É preciso mesmo recuar a 2005, quando cerca de 400 membros de várias organizações de extrema-direita se juntaram no Martim Moniz para pedir o repatriamento de imigrantes depois de um pretenso “arrastão” na praia de Carcavelos. O responsável foi exatamente o mesmo. Mário Machado, então dirigente da Frente Nacional, defendia que a “imigração e a criminalidade andam quase sempre de mãos dadas” e prometia que essa ação era “só o começo”.

Entre suásticas, camisas negras, cabeças rapadas e cartazes com as palavras de ordem como “imigração igual a colonização”, a manifestação que percorreu as ruas do Martim Moniz até ao Rossio foi organizada na internet. “Mário Machado tinha uma boa capacidade organizativa e capacidade de criar redes com outras organizações”, afirma Riccardo Marchi, que recorda que o líder neonazi era responsável por um fórum bastante popular entre militantes nacionalistas.

Mas os fóruns caíram em desuso. Atualmente, o grupo responsável pela organização da manifestação utiliza o Twitter e o Telegram como as principais plataformas para propagar a sua ideologia. E, para isso, contam com uma vasta rede de contas que difundem diferentes conteúdos, mas sempre com a mensagem de que os portugueses são alvo do racismo. Algumas destas contas têm dezenas de milhares de seguidores e centenas de partilhas.

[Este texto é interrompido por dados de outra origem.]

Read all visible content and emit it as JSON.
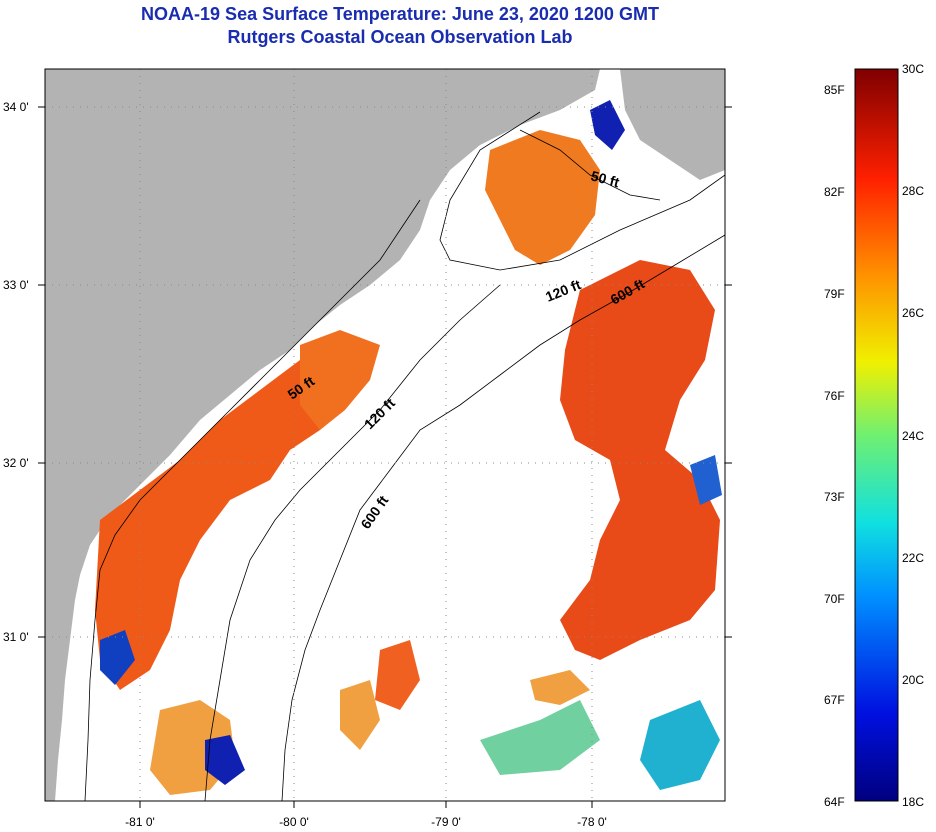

“Estes grupos dominam as novas tecnologias e as redes sociais. Além disso, quando os grupos têm problemas numa das redes, não hesitam em saltar para outra para continuar a alastrar informação e fazer convocatórias”, explica João Henriques, Investigador do Observatório de Relações Exteriores da UAL e Vice-Presidente do Observatório do Mundo Islâmico em Portugal.

Um dos conteúdos partilhados recentemente, mostra membros do grupo a fazer “uma ação de solidariedade” junto de uma família “em situação de extrema vulnerabilidade financeira” na região do Porto. Este tipo de ações, não é novidade entre estes grupos e é, na verdade, inspirada pelas ações de grupos semelhantes em França, Itália e Bélgica que, entretanto, já entraram em decadência, refere Riccardo Marchi.

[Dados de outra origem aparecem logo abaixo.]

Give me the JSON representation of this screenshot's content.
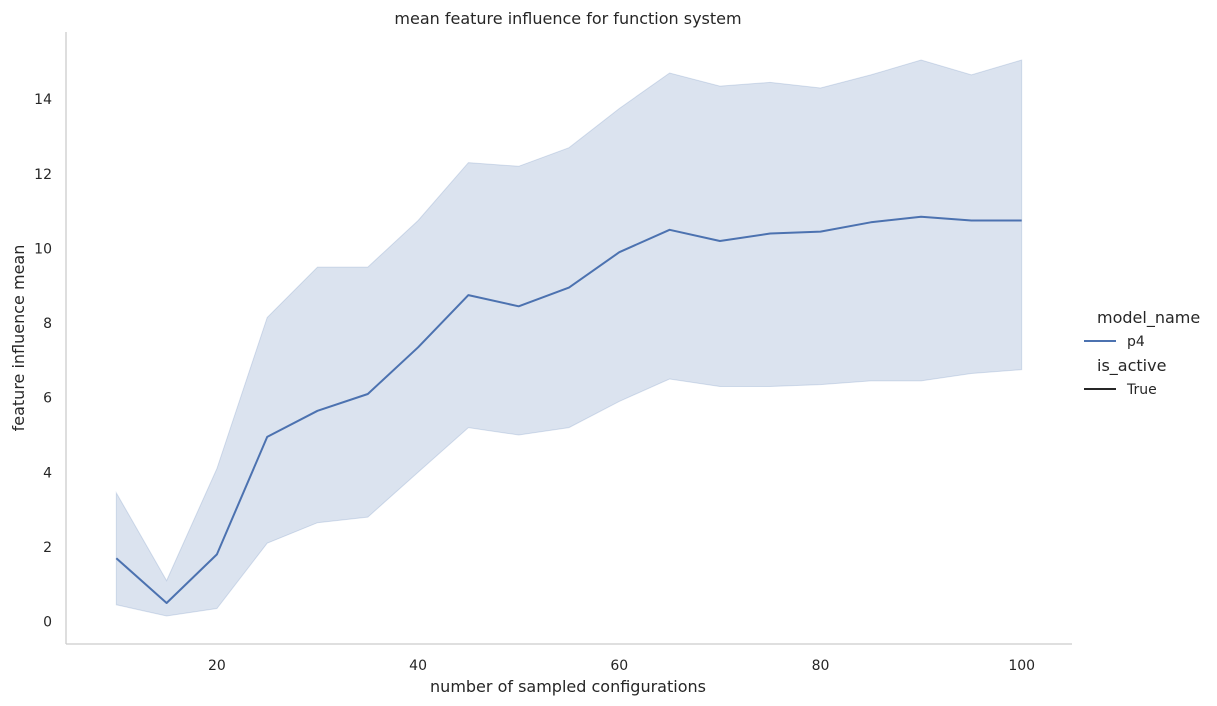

É precisamente isso que aponta o Relatório do Projeto Global contra o Ódio e o Extremismo (GPAHE, na sigla em inglês), que faz o retrato dos grupos de extrema-direita em Portugal. Existe uma grande influência internacional nos grupos definidos como extremistas, com particular destaque para organizações neofascistas francesas e italianas, bem como grupos supremacistas brancos. Uma das principais teses defendidas por todos estes grupos é a teoria da “Grande Substituição”, que alega existir um plano de “elites globalistas” para “substituir” a população portuguesa nativa por uma estrangeira.

“Estão a aproveitar-se da chegada de muitas comunidades a Portugal. Os paquistaneses são muçulmanos, mas uma grande parte da população indiana não é. Eles não estão contra o Islão, para eles são todos muçulmanos, querem é evitar pessoas com uma cor de pele mais escura”, defende João Henriques.

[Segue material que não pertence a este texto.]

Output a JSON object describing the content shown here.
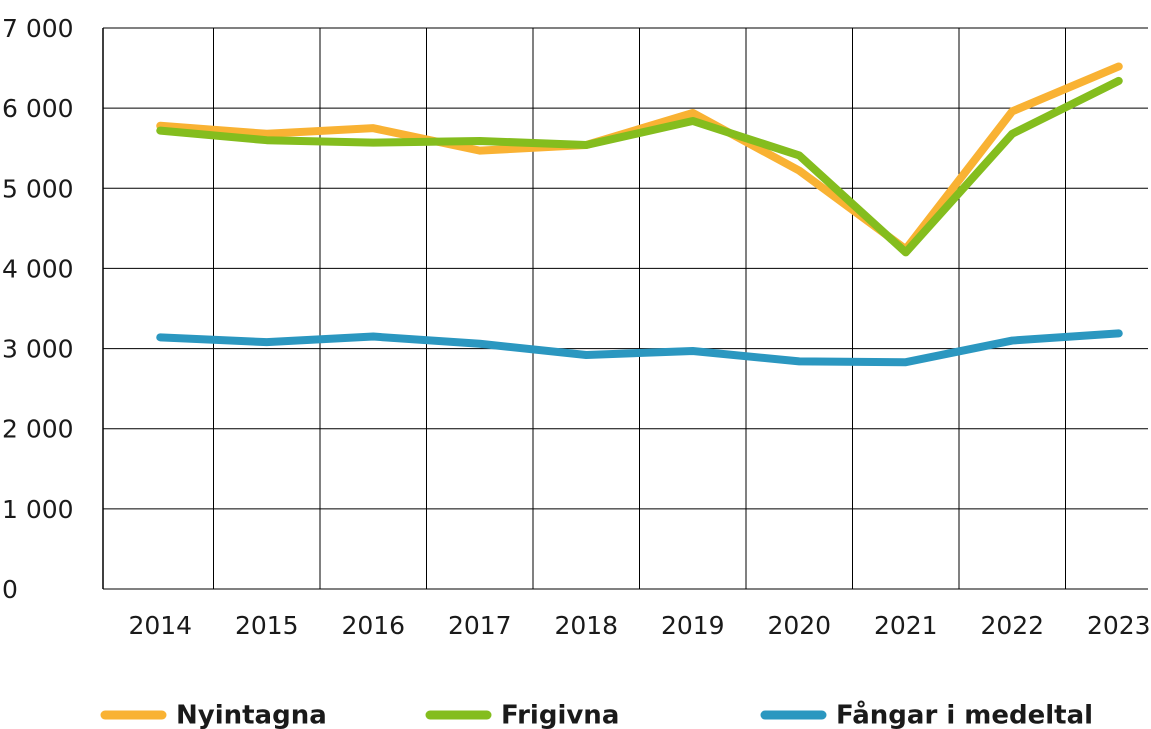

O estudo do GPAHE identifica também muitos destes elementos no partido Chega. O documento considera que, liderado por André Ventura, o Chega “tem trabalhado para envenenar” o discurso político nacional com alguns dos temas favoritos destes grupos, como o ódio aos emigrantes, medidas anti-LGBTQ+ e, em particular, ataques à comunidade cigana. Para Riccardo Marchi, este facto leva a que este partido venha a sufocar outros partidos mais extremos de matriz nacionalista, como o grupo ligado a Mário Machado.

“O Chega acaba por funcionar um pouco como um eucalipto para toda área nacionalista. Quando apareceu, partidos nacionalistas como o Partido Nacional Renovador tiveram uma queda eleitoral enorme. Toda as atenções dos média recaem sobre o Chega”, refere o especialista.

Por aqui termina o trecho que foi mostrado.